Perform statistical analysis on the ratios

I inserted a new worksheet and named it "statistics" and copied the first ID column from the scaling_centering worksheet. I pasted the data into the new Statistics worksheet and then went back and copied all columns designated "scaled_centered" and pasted them as values into the new worksheet (starting in cell B1). I deleted rows 1 and 2 (average and standard deviation) and added a new column on the right with the headers "Avg_LogFC_A" and then two more columns with the same formula for B and C. I computed the average log fold change for each patient in each of these columns.
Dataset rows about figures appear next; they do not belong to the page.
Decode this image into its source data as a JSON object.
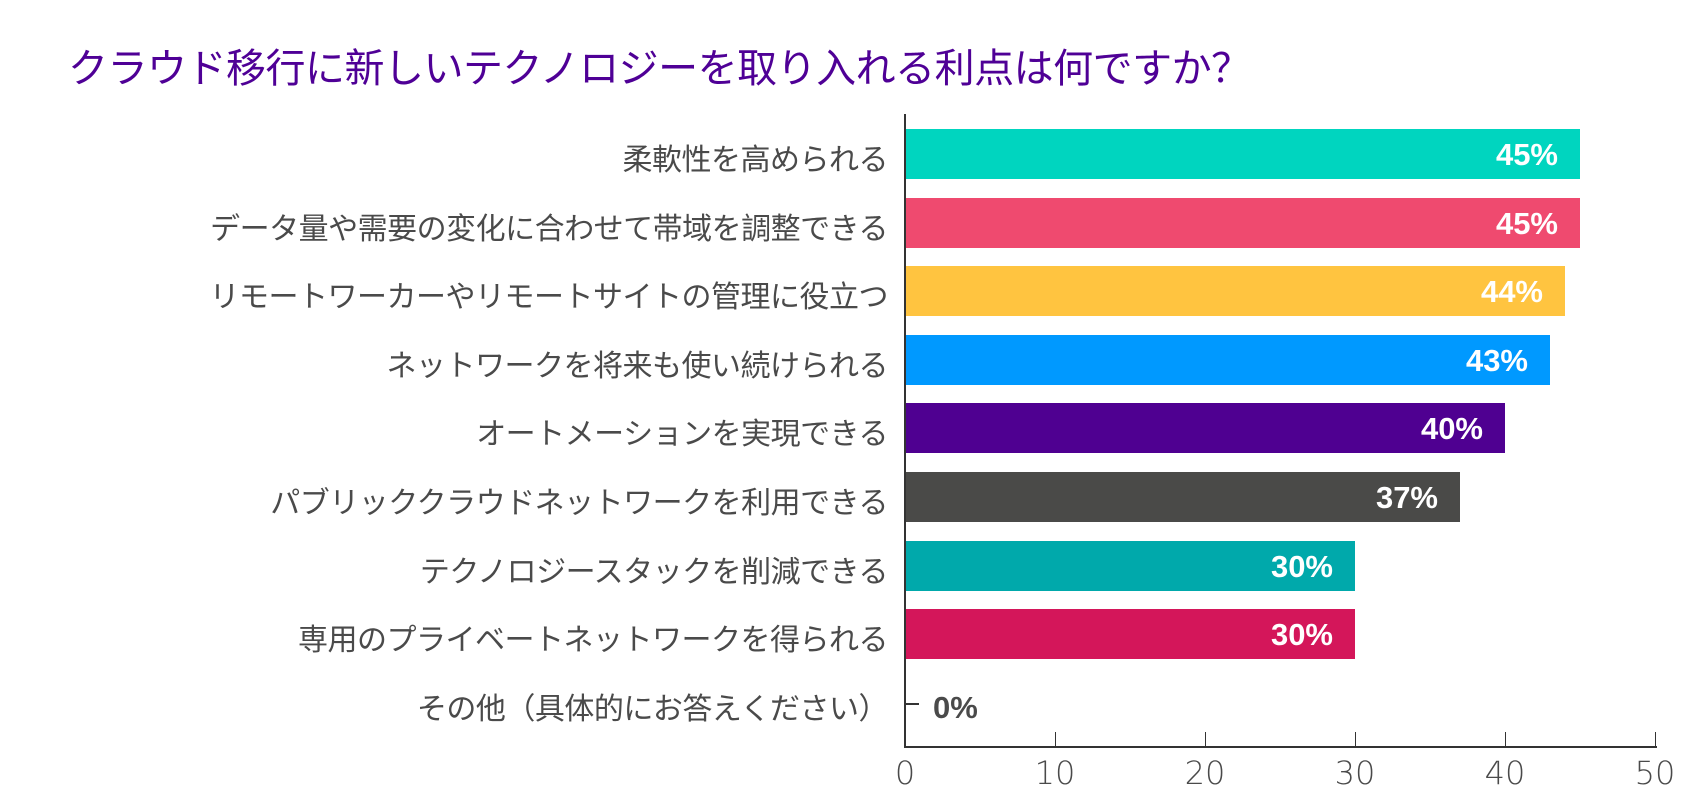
{
  "chart_data": {
    "type": "bar",
    "orientation": "horizontal",
    "title": "クラウド移行に新しいテクノロジーを取り入れる利点は何ですか？",
    "xlabel": "",
    "ylabel": "",
    "xlim": [
      0,
      50
    ],
    "x_ticks": [
      0,
      10,
      20,
      30,
      40,
      50
    ],
    "grid": false,
    "legend": null,
    "categories": [
      "柔軟性を高められる",
      "データ量や需要の変化に合わせて帯域を調整できる",
      "リモートワーカーやリモートサイトの管理に役立つ",
      "ネットワークを将来も使い続けられる",
      "オートメーションを実現できる",
      "パブリッククラウドネットワークを利用できる",
      "テクノロジースタックを削減できる",
      "専用のプライベートネットワークを得られる",
      "その他（具体的にお答えください）"
    ],
    "values": [
      45,
      45,
      44,
      43,
      40,
      37,
      30,
      30,
      0
    ],
    "value_labels": [
      "45%",
      "45%",
      "44%",
      "43%",
      "40%",
      "37%",
      "30%",
      "30%",
      "0%"
    ],
    "colors": [
      "#00d5bf",
      "#ef4a6f",
      "#ffc440",
      "#0099ff",
      "#4f0091",
      "#4a4a48",
      "#00a9ab",
      "#d4165a",
      "#4a4a4a"
    ]
  },
  "tick_labels": [
    "0",
    "10",
    "20",
    "30",
    "40",
    "50"
  ]
}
Then, I computed an average of the patients' averages in the next column called "Avg_LogFC_all" all. I then inserted a new column next to that column and called it Tstat, into which I entered the equation =Average(N2:P2)/(STDEV(N2:P2)/SQRT(3)) and I copied and pasted this into all rows of the column. In this case, the number of replicates was 3. The next column I labeled "Pvalue". I entered the equation <code>=TDIST(ABS(R2),2,2) where the middle 2 is degrees of freedom. I copied and pasted it into all rows of the column.

Calculating the Bonferroni p value Correction

Next, to calculate the Bonferroni p value, I labeled the next two right columns Bonferroni and Bonferroni_Pvalue. I then typed the equation =S2 x 5221 into the column and replaced any corrected p value greater than 1 by the number 1 by using the formula =IF(T2>1,1,T2) in the Bonferroni_Pvalue column.

Calculate the Benjamini & Hochberg p value Correction

I inserted a new worksheet named B-H_Pvalue and copy and pasted the ID column from the statistics worksheet into this one. I inserted a new column on the left and named it MasterIndex. I then typed a 1 in cell A2 and a 2 in cell A3 and selected both cells. By double-clicking the + sign at the bottom right I filled the entire column with a series of numbers. I copied the unadjusted Pvalues from the previous worksheet and pasted them into Column C. I selected columns A, B, and C, and sorted them by ascending value. I ten typed Rank into cell D1 and ranked them from 1 to 5221 into this new column. To calculate the B-H p value I typed the equation =(C2*5221)/D2 into cell E1 and named the column B-H_Pvalue. In cell F2, I typed the formula =IF(E2>1,1,E2) and copied the equation in all of column F under the column heading B-H_Pvalue. I then sorted columns A through F in ascending order. I copied only column F, the B-H P value, and pasted the values into the next column on the right of the statistics worksheet.

Prepare File for GenMAPP

I inserted a new worksheet and named it forGenMAPP. I selected all from the statistics worksheet and copied the values and pasted them into the new worksheet. I selected columns B through Q and formatted them to 2 decimal places. I then selected all p value columns and formatted them to 4 decimal places. I deleted the left-most Bonferroni p value column and inserted a column to the right of the ID column, naming it SystemCode, and filled each column with the letter N.

I saved this as a txt file and as an Excel file in class. NOTE: Unfortunately, only my text file saved accurately. Because I used the txt file for GenMAPP, i was able to carry on for Part 2 of this assignment; however, I had to re-do parts of my Excel file and re-upload it. Below are the text file that I used and the original Excel file, which did not save correctly, as well as the re-done Excel spreadsheet.

File:Kzebrows microarray20151020.txt

File:Kzebrows microarray20151020.xls

File:Kzebrows microarrayanalysis20151025.xls


Part 2

  • I did 2009 and got 772 errors.
  • Mary did 2010 and got 121 errors.